What Happened This Week – Improvised Payment Devices

Good evening and greetings!  Hope the fall is treating you well so far, and your punt returner didn’t showboat in the end zone, giving the other team good field position to score an answering touchdown.  I mean, don’t get me wrong, I love Devin Hester as should any red-blooded American male (cryingeagle.jpg) but that touchdown could have been avoided and thus the Bears didn’t beat the spread.  Celebrate after the game, Devin!

That was a sweet return though, wasn’t it?

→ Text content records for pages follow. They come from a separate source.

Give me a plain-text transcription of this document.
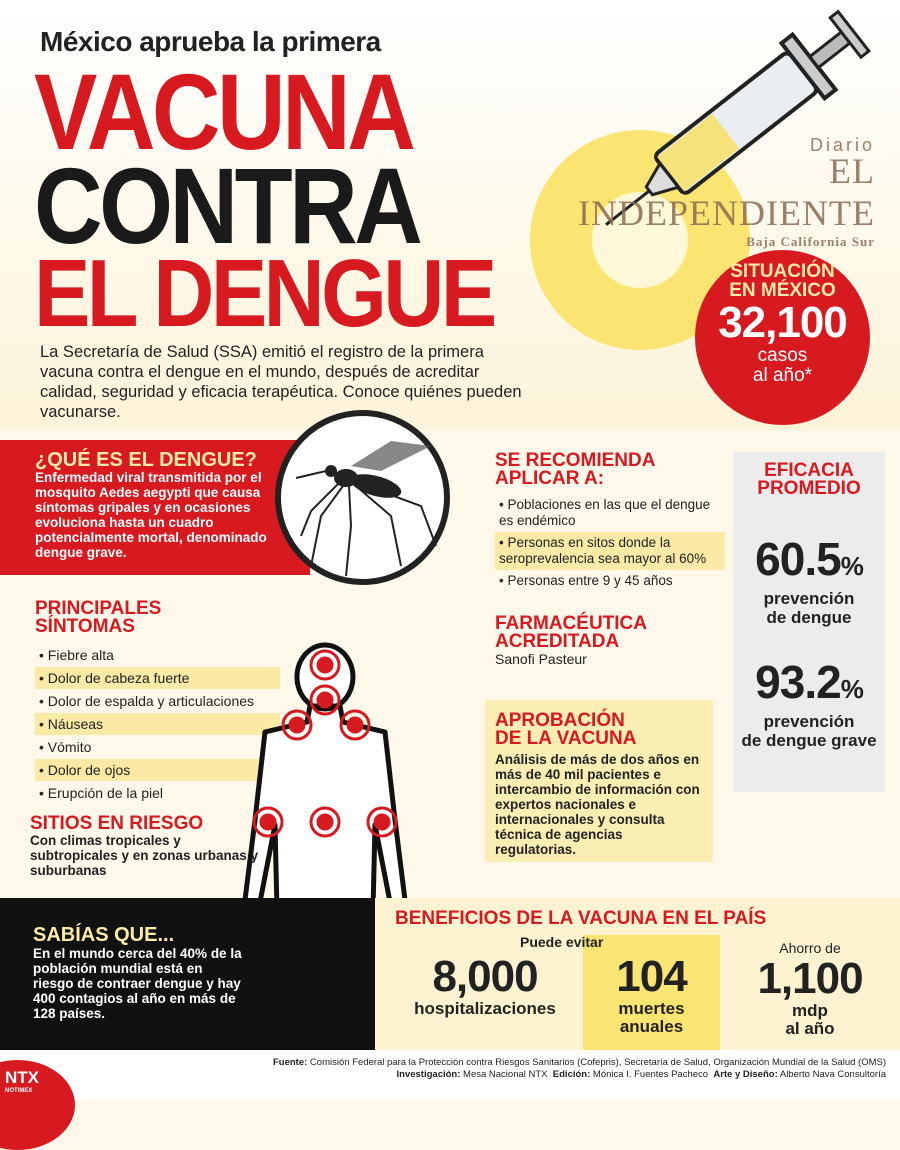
México aprueba la primera
VACUNA
CONTRA
EL DENGUE
Diario
EL INDEPENDIENTE
Baja California Sur
SITUACIÓN
EN MÉXICO
32,100
casos
al año*

La Secretaría de Salud (SSA) emitió el registro de la primera vacuna contra el dengue en el mundo, después de acreditar calidad, seguridad y eficacia terapéutica. Conoce quiénes pueden vacunarse.

¿QUÉ ES EL DENGUE?

Enfermedad viral transmitida por el mosquito Aedes aegypti que causa síntomas gripales y en ocasiones evoluciona hasta un cuadro potencialmente mortal, denominado dengue grave.

PRINCIPALES
SÍNTOMAS
• Fiebre alta
• Dolor de cabeza fuerte
• Dolor de espalda y articulaciones
• Náuseas
• Vómito
• Dolor de ojos
• Erupción de la piel
SITIOS EN RIESGO

Con climas tropicales y subtropicales y en zonas urbanas y suburbanas

SE RECOMIENDA
APLICAR A:
• Poblaciones en las que el dengue es endémico
• Personas en sitos donde la seroprevalencia sea mayor al 60%
• Personas entre 9 y 45 años
FARMACÉUTICA
ACREDITADA

Sanofi Pasteur

EFICACIA
PROMEDIO
60.5%
prevención
de dengue
93.2%
prevención
de dengue grave
APROBACIÓN
DE LA VACUNA

Análisis de más de dos años en más de 40 mil pacientes e intercambio de información con expertos nacionales e internacionales y consulta técnica de agencias regulatorias.

SABÍAS QUE...

En el mundo cerca del 40% de la población mundial está en riesgo de contraer dengue y hay 400 contagios al año en más de 128 países.

BENEFICIOS DE LA VACUNA EN EL PAÍS
Puede evitar
8,000
hospitalizaciones
104
muertes
anuales
Ahorro de
1,100
mdp
al año
NTX
NOTIMEX
Fuente: Comisión Federal para la Protección contra Riesgos Sanitarios (Cofepris), Secretaría de Salud, Organización Mundial de la Salud (OMS)
Investigación: Mesa Nacional NTX Edición: Mónica I. Fuentes Pacheco Arte y Diseño: Alberto Nava Consultoría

Ahem.  Anyway, here’s what’s going down this week:

  • Square Enix’s CEO catches up to everybody else by admitting the damage FFXIV did to the brand.  I suspect the real issue is who did the damage to FFXIV, and I think Wada knows it.
  • Meanwhile, City of Heroes goes free-to-play while The Old Republic reveals its pricing packages, providing an interesting compare/contrast as to who can withstand going F2P and why.
  • Activision’s Jamie Berger says paid services like Call of Duty Elite – providing stat tracking, clan management, etc. – will be mandatory in 3-5 years.  Hey, some of us remember when games provided that sort of thing for free.  Don’t get greedy, man.  Well, greedier, anyway.
  • CliffyB gives a neat postmortem on Gears of War now that Gears 3 is out, speculating on how giant musclemen with saw-guns fighting evil intelligent bugs could be taken more seriously.
  • Shigeru Miyamoto speaks out a bit on Skyward Sword, suggesting it’s one of the most expensive projects the company has worked on.  Well, I guess if you’re gonna send the Wii off…
  • I catch up on the Netflix news and correspondingly terrible stock performance, while Joystiq regales us with a story of the fastest-thinking men in the industry.